Show queue displays the packets inside a queue for a particular interface

• Depth = number of packets in the queue, the above example displays 1 packet
• Weight = depending on the IOS version the weight is calculated by “IP Precedence + 1” or “32,384/(IP Precedence + 1), the above example displays 4096
• Discards = represents drops due to CDT
• Tail Drops = represents drops due to HQO

Summary This blog discussed Weighted Fair Queuing, the next blog in this QoS series will discuss Class Based WFQ and Low Latency queuing (LLQ).
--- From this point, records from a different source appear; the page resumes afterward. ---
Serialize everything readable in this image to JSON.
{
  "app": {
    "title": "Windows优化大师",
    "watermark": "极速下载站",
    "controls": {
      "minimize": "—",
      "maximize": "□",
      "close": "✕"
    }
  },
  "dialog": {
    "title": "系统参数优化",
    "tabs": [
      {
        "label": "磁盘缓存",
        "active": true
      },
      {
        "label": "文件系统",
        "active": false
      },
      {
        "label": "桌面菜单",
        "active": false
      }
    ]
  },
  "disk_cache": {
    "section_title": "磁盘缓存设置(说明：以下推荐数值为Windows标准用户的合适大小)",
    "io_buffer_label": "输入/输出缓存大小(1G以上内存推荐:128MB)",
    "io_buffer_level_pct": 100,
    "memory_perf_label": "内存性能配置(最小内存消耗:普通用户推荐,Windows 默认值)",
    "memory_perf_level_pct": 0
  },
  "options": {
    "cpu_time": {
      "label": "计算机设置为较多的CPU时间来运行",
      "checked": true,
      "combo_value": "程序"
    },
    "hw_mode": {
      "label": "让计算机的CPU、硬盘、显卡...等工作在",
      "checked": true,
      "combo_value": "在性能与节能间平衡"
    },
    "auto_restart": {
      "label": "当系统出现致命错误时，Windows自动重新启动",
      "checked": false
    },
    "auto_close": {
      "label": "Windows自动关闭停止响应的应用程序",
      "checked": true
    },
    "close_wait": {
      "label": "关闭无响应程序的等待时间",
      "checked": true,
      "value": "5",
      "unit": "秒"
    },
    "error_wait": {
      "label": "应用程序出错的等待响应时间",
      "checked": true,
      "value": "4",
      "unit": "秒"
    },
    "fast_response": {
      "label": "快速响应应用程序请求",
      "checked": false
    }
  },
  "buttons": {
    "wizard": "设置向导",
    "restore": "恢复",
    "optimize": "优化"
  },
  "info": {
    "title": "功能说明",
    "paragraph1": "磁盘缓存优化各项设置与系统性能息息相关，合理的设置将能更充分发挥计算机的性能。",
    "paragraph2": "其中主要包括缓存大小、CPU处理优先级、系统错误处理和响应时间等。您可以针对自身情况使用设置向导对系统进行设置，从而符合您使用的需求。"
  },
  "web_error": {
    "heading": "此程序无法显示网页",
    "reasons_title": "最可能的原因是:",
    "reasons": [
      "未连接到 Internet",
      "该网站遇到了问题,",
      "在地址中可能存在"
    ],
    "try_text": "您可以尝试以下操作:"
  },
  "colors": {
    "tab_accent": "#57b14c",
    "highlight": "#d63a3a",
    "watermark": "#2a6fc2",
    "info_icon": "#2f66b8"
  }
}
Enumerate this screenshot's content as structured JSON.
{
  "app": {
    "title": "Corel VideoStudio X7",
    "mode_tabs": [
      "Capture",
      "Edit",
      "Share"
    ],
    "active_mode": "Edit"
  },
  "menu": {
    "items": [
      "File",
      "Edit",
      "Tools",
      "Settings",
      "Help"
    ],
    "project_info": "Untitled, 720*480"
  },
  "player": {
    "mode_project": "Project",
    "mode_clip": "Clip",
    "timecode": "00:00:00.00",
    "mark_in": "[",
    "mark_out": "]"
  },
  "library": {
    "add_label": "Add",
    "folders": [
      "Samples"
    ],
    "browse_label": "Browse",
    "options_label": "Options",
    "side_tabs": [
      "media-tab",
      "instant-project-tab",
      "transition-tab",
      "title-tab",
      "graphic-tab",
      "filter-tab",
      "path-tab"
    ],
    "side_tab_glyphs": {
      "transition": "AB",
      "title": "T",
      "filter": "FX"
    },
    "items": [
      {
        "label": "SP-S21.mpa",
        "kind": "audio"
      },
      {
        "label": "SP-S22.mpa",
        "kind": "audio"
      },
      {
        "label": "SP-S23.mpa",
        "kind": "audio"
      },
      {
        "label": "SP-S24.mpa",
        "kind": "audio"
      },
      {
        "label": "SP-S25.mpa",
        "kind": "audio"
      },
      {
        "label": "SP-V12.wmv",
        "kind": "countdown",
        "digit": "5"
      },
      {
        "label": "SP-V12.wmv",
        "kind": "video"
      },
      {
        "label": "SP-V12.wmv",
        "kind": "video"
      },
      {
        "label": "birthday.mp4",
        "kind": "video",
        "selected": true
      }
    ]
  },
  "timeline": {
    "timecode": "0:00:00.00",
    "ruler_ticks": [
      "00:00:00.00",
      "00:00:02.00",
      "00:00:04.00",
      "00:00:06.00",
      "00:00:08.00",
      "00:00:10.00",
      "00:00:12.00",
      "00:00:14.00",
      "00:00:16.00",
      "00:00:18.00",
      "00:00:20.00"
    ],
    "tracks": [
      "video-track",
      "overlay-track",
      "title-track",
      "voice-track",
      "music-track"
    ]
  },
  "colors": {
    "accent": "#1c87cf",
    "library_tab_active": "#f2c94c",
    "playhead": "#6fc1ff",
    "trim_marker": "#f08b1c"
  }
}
Author: Paul Stryer References

• Cisco IOS Quality of Service Solutions Configuration Guide, Release 12.4T
• End-To-End QoS network Design, by Tim Szigeti and Christina Hattingh – ISBN # 1-58705-176-1
• DiffServ – The Scalable End-To-End QoS Model
• Integrated Services Architecture
• Definition of the Differentiated Services Field
• An Architecture for Differentiated Services
• Requirements for IP Version 4 Routers
• An Expedited Forwarding PHB (Per-Hop Behavior)

Which algorithm is based on queuing technique?

Which queuing algorithm applies priority or weights to identify traffic and classify it?

Which method is used in queues for flow control on network?

What queuing method ensures all packets are transmitted in the same order they are received?